Saturday, May 13, 2017

Frustrations Of Living In Europe......Siesta

There we were strolling around the tiny little town of Novelda, Spain today when our tummies began to growl that all too familiar call for food. We were there to explore the Saturday market full of Spaniards taking advantage of "discuentos" on clothing, food, produce and more. But it was only 1pm and here in Spain they don't even begin to think about eating lunch until 2, with any luck. But we knew that first we had to find an open restaurant, then a place to park before we could find any grub to eat. Being Saturday most of the businesses in the little town were shut tight. Those few that were open and looked like restaurants offered no place to park for miles. Finally with no options left we drove into the parking lot of a small grocery store where we picked up some sliced cheese, a package of crackers and an apple along with some drinks. Beyond hungry we sat inside the car enjoying our tiny bit of lunch watching the locals buzz by with their shopping carts.

Flowers At The Market

An Itsy Bitsy But Mean Dog

Fish At Market


Toys and Stuff



Strange Statue Out Of Marble




Bathing Suits




Next we made our way to Santuario de Santa Maria Magdalena, a little gem that sits perched high atop a hillside overlooking the town. This church was designed by an apprentice of the more famous architect Antoni Gaudi who brought the city of Barcelona to fame from his buildings there.  We climbed the hill to the top expecting to enter the ornate building when I noticed the sign that indicated the church was closed for THREE hours, apparently for siesta? I guess here in Spain even God takes a mid-day rest? Located next to the church is Castillo de la Mola, a unique looking castle that was also closed for lunch.

Heading Up To The Church

Amazing!





 It's not just Spain that closes during the mid-day since we saw the same exact thing while house sitting through Italy. Other countries in Europe probably follow suit closing during the busy time of day when one thinks that they should be open. I recall one day in Italy when I was sick and had to visit a doctor. We stopped by the pharmacy for medication and to rent a nebulizer for breathing treatments only to discover we'd have to return in THREE hours when they reopened.  Although this IS frustrating there's absolutely nothing we can do IF we want to explore Europe.



But lo and behold, right next to the church and castle was an upscale restaurant that WAS open and all too willing to take money from tourists.
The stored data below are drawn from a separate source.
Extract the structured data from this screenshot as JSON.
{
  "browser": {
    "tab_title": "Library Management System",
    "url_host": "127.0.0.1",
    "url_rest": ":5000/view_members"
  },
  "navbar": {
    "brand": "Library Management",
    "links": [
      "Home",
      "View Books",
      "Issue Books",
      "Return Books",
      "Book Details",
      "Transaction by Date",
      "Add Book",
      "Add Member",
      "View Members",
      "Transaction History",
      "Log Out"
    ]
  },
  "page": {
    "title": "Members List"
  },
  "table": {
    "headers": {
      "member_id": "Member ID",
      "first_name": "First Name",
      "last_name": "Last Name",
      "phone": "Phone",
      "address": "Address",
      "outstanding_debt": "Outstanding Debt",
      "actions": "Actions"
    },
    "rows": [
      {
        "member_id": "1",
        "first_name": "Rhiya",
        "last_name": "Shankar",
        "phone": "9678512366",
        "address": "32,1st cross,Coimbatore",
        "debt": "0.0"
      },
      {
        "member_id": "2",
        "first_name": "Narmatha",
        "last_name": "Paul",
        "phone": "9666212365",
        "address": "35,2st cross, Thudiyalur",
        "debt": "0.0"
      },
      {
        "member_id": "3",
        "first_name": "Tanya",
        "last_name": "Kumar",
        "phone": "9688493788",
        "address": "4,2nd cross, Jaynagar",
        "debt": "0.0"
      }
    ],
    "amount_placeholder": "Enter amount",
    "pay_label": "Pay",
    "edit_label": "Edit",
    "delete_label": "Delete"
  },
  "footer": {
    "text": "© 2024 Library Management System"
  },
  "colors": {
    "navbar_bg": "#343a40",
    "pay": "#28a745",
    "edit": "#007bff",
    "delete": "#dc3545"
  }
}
We sat there taking in the lovely views of the mountainside while enjoying a diet soda for me and a beer for Clyde. The total for a beer and soda complete with a glass of ice was a mere 2.40 euros. A bargain for sure!


Coke Cans Are Different Here

Inside The Church

Organ Carved From Marble, Only One Like It In The World


The Castle

Muy Guapo Gringo



Since we still had an hour left before getting into the church Clyde opted to drive around the countryside some more. We saw mountains of granite and marble as we passed by quarry after quarry along the road. Known as the Spanish Capital of Marble, Novelda and this whole area is full of quarries.

Spain is still one of the few places in the world where someone can work as a shepherd, moving sheep and goats BY FOOT from one area to another. There are even schools here that teach the lost art to modern students looking to escape the rat race and live a different life. Today as we drove the country roads we passed by herders tending to hoards of sheep and goats, parading one after the other into the next field.

Sheep And Goats

Female Sheep Herder


Saw Another Bunch Down The Road With Different Herder

We are enjoying a simple life here, away from the hustle and bustle of the city. Our temporary home is surrounded by rugged mountains, quarries of natural stone, and cactus that grows among the white soil. And we are happy to report that after ELEVEN months of NOT speaking Spanish like we had to while living in Panama, that we DO remember much of it and are doing well communicating to the Spaniards......along the gringo trail.